I was contacted to write a post for The Honest Company, and all opinions are my own. I received no compensation for this post.
My breastfeeding story actually started well before I ever met my daughter. By the time I gave birth to her, I had gone through more fertility treatments than I ever imagined myself needing to do. We spent six years and over $40,000, losing three babies, exhausted our bank accounts and my heart. But it didn’t stop there. I was on a complicated regimen of pills and shots in order to keep my pregnancy going and when I finally went into labor at 36 weeks, it was due to preeclampsia.
Back then, I had no idea how sick I really was. I spent six days in the hospital, while the doctors threw everything they could at me to get my blood pressure to stabilize. I cried a lot. I was on strict bedrest and felt my body becoming more deconditioned by the day.
My one light during that time was my little girl. My miracle. My baby that almost wasn’t. There wasn’t much to do in the hospital when you aren’t allowed visitors and you can only stare at the T.V. so much. So I spent my time topless (much to the numerous medical doctors’ discomfort) lying back with my daughter sleeping on my chest. And we nursed. A lot. My bond with her was immediate. After my surgery, and I was wheeled back in my room, the nurse helped me breastfeed for the first time. I will never forget those first few tugs as my baby latched and started to suck for colostrum. I always wanted to breastfeed. The years of waiting for a baby had started wearing on me and I wasn’t sure I would ever get to experience it.

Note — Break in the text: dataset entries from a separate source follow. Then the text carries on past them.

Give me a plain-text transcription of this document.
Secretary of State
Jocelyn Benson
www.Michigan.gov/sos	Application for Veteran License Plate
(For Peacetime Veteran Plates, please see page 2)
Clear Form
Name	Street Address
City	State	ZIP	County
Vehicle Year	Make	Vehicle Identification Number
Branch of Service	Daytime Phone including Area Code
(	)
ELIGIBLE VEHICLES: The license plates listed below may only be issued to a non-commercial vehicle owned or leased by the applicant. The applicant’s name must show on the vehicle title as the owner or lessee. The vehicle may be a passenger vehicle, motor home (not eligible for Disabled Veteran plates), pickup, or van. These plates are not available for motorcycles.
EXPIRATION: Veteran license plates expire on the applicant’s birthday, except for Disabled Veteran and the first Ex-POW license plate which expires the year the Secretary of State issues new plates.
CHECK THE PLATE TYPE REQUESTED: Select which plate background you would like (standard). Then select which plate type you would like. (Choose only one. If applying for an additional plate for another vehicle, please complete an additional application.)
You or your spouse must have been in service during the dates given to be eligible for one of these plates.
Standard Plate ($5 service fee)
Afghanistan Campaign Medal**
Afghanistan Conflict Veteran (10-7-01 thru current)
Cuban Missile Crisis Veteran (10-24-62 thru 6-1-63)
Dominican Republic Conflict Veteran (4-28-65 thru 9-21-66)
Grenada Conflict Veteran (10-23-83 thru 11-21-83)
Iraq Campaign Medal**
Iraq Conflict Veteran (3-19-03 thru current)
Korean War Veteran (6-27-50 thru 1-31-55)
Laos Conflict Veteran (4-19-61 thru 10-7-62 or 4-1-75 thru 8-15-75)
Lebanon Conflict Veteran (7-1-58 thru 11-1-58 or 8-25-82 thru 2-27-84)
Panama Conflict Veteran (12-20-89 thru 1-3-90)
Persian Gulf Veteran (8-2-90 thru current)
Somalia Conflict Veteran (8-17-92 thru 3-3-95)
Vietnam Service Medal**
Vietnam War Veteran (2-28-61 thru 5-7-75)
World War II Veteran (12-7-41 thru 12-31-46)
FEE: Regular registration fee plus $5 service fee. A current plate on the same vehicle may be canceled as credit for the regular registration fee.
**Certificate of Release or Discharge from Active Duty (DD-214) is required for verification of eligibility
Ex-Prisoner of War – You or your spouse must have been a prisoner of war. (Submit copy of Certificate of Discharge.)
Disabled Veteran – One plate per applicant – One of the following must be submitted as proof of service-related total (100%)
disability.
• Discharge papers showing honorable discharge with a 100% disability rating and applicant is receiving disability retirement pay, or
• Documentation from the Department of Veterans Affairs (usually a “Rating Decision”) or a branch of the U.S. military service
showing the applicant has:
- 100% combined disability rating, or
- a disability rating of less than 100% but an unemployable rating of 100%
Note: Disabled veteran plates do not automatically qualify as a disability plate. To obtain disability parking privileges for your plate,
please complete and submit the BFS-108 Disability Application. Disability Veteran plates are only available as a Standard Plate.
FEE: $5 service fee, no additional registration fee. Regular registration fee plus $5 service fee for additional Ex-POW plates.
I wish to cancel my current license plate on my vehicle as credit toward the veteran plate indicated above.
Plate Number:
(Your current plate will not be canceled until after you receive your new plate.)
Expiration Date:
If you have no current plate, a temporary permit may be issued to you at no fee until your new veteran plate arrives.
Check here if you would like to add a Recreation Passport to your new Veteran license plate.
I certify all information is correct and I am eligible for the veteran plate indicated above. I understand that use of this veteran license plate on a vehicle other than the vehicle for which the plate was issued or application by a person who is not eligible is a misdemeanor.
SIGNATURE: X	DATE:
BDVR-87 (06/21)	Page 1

That wasn’t to say it wasn’t without difficulty. The first two days in the hospital, I needed my nurse’s help for 90% of feedings. The football hold that came so highly recommended for C-sections, didn’t work. I hated it. My baby had a small mouth, so it was hard for me to see if she was latching correctly. The nurses shuffled pillows, shuffled her, shuffled me, and I was usually left in tears because it was so hard.
My second night there, as the night nurse was setting up a new IV for me, I timidly told her my frustrations, adding in that the times my daughter latched perfectly were the ones where I simply plopped her onto my breast to do it herself. Her advice changed my whole outlook.
“Then let her take the lead,” my nurse encouraged, “She knows what to do. Let her do it.”
It was like a veil had been lifted. We went from a 90% fail rate down to getting her to latch after just a few tries. My nurse was wonderful at encouraging me, at explaining that yes, she’s actually latching fine, it’s just that her mouth was tiny. She taught me to look for “duck lips” and if I wasn’t hollering in pain, that if the initial twinge went away after a few seconds, it was a success. All in all, she taught me to listen to my body, to watch my baby and let her do what her instincts were telling her.
We struggled with her blood sugars and weight gain the first few days. She supplemented with formula, which was tough for me to deal with. After two feedings, I was finally told we could use donor milk as needed. The lactation nurse visited and dropped off my pump, and for several days, I nursed, pumped, and had my husband feed her a tiny bottle of my colostrum and any additional donor milk we needed as we waited for my milk to come in. And I did that every two hours 7 times a day. Due to some major sleep issues I was having, my daughter was sent to the nursery the last three nights we were there, and we worked out a system of breastfeeding and bottle-feeding with donor milk.
It wasn’t what I envisioned that first week being. And to this day, I’m still affected by the events from my delivery and hospital stay. But it got better—much better—once we were able to go home.
I worked with the lactation consultants and the home care nurse that visited and we were able to stop the pumping and supplementing, but at least by this time, I was supplementing with my own milk.
I couldn’t get pregnant on my own without a whole team of doctors. I couldn’t carry a pregnancy to near term without, again, an entire team of doctors. Bringing my daughter into the world at 36 weeks and 4 days was a miracle. But I could nurse her. And even as I’m typing this, the words are blurred through my tears. I didn’t have any control in the way she was brought into this world. But the two of us, we were able to breastfeed like champions.
I nursed her every two hours, or more, around the clock for the first two and a half months, until she started sleeping longer stretches. I nursed her when she was fussy, when she was overly-tired when she was sick, and I nursed her when I had no idea what the heck else she wanted.
She’s nearing 15 months and we see no end in sight. I’ve been working through my frozen stash of milk, trying to make it on breastmilk until her second birthday, but it hasn’t been easy since my supply has leveled off and I don’t get very much while pumping. I’ve been trying to find some ways to boost my supply up, like eating more oatmeal and drinking teas.
I have no experience with formula, but there are some great ones out there with some excellent, non-GMO ingredients in them, such as this Organic Formula from Honest Co. If you’re interested in learning more about their products, check out their Pinterest boards.
Our bodies are amazing, weird, fickle, fantastic things. The ability to exclusively nurse my baby has been one of my greatest accomplishments. I went from wanting to make it to a year, to allowing my baby to decide in her own time when she will be done nursing. Through breastfeeding continues to have its challenges, I’m so grateful for what my body could finally do.